Pain relief including epidurals are readily available in labour wards across Australia.

Doulas, or the use of birthing partners is a growing trend in Australia. These are qualified staff that support a woman completely through her labour and after the birth. A doula will typically visit the woman's home three to four times in the last months of pregnancy to get to know the woman and help plan the birth. When the mother-to-be goes into labour, the Doula will first go to the woman's house and take her to hospital. She will help set up the labour room and will remain throughout labour until the baby is born.

  • For further information or to locate a Doula: Click here

Home birthing options are limited in Australia as there are issues of public liability insurance, however, there are exceptions in remote areas such as Northern Territory, South Australia and Western Australia. In these cases the mother-to-be will probably be followed by an independent midwife. However, home births are for low risk pregnancies, and if complications arise, the mother will have to go to a hospital.

  • For more information on homebirths in Australia: Click here

GPs and midwives may also refer the woman to a birth centre. These are generally situated within hospitals, but provide a more homely environment and the facility to give birth as naturally as possible.

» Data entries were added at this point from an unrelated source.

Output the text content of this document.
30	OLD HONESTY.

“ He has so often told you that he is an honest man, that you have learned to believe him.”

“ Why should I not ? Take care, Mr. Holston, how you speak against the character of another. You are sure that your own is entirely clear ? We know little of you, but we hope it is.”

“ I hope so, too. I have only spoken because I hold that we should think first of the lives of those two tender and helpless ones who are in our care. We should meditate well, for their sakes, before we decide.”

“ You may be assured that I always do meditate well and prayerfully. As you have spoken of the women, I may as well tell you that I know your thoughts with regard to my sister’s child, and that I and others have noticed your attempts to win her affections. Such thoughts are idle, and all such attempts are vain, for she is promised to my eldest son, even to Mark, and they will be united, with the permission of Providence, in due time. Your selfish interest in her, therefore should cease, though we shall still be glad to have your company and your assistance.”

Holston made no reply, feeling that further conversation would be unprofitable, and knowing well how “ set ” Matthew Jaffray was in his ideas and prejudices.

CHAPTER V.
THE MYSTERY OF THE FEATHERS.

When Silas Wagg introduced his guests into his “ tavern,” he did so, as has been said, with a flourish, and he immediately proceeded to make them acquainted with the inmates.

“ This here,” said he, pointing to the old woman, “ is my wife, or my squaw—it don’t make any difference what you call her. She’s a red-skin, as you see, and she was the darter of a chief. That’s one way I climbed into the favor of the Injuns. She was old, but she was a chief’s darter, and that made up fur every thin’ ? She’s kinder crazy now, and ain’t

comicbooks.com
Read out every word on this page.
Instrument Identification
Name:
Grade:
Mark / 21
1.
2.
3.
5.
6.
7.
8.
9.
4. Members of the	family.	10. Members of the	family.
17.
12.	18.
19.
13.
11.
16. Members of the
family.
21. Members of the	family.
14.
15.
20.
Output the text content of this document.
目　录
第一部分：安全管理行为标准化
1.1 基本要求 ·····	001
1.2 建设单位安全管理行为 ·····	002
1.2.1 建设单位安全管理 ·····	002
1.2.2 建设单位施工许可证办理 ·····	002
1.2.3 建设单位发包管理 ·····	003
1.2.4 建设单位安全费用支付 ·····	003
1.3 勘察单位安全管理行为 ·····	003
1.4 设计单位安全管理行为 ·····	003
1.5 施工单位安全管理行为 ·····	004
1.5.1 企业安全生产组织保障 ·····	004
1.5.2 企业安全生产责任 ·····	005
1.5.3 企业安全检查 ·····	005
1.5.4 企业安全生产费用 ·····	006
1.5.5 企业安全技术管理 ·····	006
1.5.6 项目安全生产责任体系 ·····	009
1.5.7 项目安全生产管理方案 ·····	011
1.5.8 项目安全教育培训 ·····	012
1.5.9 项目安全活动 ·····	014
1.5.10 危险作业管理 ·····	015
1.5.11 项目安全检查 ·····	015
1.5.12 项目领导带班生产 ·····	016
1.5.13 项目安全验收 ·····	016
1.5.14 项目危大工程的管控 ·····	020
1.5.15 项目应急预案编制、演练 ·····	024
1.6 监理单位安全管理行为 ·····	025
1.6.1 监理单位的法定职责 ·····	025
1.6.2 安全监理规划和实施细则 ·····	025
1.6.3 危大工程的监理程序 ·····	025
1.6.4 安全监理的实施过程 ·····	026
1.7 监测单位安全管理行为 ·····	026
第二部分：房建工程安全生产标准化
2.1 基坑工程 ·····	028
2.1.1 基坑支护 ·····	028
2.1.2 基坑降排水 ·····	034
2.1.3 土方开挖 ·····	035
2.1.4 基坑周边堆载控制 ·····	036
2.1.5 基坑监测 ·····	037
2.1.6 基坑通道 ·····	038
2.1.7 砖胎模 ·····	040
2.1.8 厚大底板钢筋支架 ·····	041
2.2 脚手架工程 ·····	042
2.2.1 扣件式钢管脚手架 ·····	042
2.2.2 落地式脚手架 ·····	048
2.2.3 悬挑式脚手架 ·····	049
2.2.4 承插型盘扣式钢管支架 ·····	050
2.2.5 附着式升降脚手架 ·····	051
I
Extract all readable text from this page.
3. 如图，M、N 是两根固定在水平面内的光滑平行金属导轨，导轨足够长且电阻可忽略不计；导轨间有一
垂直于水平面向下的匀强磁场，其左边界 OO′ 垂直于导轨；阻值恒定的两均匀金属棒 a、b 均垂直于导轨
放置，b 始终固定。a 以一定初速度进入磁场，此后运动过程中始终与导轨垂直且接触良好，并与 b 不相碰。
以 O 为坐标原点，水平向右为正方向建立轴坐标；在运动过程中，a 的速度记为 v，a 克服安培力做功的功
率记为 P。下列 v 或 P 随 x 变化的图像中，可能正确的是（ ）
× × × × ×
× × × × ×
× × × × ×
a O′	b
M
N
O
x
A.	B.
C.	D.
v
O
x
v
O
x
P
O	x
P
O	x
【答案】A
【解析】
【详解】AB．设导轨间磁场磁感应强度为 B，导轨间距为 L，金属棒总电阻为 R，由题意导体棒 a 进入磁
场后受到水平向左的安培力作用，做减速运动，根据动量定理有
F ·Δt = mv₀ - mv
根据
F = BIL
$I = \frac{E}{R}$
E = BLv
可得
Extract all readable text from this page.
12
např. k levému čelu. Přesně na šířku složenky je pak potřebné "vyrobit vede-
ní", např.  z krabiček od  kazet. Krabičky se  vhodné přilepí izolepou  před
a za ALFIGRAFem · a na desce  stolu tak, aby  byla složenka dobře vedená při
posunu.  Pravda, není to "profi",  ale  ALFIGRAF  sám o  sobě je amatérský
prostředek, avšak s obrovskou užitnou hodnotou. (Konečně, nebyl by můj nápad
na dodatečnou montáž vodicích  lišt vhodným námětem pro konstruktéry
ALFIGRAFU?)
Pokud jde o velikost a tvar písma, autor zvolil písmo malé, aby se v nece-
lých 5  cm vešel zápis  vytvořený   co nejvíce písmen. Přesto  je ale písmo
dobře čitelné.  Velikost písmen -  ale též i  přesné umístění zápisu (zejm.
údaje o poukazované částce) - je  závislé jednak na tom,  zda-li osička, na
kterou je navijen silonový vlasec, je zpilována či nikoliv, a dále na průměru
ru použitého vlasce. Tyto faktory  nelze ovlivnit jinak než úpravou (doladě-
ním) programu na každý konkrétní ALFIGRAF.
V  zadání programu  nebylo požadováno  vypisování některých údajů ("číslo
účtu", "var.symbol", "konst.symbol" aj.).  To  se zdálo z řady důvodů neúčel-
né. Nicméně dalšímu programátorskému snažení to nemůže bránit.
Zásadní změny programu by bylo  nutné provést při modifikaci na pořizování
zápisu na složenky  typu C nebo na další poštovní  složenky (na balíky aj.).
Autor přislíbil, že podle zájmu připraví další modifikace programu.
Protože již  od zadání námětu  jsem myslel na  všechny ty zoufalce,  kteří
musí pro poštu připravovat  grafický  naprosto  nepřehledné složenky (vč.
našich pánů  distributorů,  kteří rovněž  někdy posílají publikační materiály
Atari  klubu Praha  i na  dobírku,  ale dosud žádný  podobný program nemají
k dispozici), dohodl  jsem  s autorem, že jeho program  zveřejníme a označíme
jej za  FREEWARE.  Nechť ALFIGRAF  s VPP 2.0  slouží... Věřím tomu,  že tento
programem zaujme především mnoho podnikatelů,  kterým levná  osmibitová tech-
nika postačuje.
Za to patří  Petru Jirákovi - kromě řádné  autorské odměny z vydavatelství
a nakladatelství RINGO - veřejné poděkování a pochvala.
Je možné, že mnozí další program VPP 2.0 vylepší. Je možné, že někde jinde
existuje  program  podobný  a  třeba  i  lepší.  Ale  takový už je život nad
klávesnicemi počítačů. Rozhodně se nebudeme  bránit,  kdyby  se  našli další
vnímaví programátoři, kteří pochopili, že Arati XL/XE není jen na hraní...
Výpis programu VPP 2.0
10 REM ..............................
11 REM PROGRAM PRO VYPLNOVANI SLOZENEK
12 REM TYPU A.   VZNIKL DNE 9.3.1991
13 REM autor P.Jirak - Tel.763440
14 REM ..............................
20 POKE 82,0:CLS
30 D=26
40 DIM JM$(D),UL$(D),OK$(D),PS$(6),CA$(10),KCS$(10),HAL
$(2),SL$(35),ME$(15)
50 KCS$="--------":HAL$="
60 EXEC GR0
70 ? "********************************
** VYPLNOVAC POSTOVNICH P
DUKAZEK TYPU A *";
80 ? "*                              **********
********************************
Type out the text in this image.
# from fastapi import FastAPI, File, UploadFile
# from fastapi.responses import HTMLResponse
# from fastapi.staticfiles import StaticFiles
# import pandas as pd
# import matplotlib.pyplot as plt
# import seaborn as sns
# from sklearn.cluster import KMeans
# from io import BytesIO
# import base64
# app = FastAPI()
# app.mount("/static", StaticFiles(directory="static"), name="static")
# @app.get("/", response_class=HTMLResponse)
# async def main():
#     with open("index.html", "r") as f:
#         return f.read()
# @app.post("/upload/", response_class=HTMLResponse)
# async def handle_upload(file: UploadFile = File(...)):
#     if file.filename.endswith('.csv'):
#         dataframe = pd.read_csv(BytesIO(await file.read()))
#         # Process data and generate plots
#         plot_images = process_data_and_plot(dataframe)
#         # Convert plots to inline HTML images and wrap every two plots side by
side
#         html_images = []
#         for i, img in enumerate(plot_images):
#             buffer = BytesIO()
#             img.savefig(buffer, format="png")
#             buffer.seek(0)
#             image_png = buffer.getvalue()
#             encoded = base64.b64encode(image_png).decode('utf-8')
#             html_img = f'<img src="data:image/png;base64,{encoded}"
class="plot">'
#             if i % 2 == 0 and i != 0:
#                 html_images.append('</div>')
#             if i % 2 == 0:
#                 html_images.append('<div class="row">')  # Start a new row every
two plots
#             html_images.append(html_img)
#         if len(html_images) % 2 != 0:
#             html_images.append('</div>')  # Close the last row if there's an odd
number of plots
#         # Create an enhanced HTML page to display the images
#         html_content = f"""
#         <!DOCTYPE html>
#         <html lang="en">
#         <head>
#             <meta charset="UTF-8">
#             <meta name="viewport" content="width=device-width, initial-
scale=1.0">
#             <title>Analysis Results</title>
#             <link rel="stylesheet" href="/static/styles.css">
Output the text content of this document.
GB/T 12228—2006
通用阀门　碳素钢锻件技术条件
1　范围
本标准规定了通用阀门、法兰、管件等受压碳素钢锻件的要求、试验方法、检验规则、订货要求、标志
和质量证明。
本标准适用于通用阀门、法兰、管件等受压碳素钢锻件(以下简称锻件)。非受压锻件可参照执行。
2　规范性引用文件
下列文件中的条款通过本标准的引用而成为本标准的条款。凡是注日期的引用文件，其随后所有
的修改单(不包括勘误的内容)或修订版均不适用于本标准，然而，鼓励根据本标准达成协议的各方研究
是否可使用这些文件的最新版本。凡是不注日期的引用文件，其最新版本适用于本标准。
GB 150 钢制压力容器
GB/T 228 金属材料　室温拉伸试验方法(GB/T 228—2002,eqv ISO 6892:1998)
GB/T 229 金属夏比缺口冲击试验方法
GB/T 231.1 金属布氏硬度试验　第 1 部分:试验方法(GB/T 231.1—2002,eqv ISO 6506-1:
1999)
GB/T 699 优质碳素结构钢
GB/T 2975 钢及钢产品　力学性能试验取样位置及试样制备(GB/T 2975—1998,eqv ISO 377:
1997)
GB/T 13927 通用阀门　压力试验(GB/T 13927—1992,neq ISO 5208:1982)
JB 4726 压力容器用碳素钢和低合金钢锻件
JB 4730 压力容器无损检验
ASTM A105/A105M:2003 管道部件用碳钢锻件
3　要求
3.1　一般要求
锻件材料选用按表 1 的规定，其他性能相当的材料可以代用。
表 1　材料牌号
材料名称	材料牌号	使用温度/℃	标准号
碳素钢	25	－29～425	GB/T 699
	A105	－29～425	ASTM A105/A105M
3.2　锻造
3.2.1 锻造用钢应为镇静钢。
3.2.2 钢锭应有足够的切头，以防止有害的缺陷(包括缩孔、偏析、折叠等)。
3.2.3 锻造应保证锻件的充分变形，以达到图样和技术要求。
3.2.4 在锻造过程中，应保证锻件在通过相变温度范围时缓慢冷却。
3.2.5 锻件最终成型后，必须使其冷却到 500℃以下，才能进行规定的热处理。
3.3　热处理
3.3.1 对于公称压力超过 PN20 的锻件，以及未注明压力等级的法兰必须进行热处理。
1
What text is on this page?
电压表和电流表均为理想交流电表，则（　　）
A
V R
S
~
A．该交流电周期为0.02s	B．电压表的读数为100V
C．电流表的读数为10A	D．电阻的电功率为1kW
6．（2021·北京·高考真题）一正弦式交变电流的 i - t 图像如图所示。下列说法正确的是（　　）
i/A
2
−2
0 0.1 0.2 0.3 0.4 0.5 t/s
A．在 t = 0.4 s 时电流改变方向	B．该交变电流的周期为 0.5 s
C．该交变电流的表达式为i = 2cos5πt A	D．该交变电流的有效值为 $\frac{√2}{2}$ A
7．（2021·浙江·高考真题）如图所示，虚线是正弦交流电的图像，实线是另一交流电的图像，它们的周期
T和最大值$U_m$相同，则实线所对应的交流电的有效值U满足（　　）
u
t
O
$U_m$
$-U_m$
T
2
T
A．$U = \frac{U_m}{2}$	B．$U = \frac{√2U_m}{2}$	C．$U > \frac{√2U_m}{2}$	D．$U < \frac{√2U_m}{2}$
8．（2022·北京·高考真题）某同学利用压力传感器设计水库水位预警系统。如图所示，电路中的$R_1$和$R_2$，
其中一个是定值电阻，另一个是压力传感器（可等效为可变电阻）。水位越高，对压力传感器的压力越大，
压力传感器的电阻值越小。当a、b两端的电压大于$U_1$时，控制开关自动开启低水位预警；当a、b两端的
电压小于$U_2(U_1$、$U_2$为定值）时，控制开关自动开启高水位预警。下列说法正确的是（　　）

Discuss all the options with the family doctor, midwife or obstetrician prior to the birth.

Registering a Birth

Under the Births, Deaths and Marriages Registration Act 1995, all babies in Australia must be registered within 60 days of birth. Parents must provide the Registry with the full details of the child's birth for it to be registered and to obtain a Birth Certificate. There is no fee for registering a birth, although their is a fee for obtaining a birth certificate.

The hospital supplies a Birth Registration Statement after the birth, which needs to be completed and then mailed to the appropriate State Registry.

The act also stipulates that a baby born after 20 August 1986 requires one parent to be an Australian citizen or permanent resident for the child to be have Australian nationality.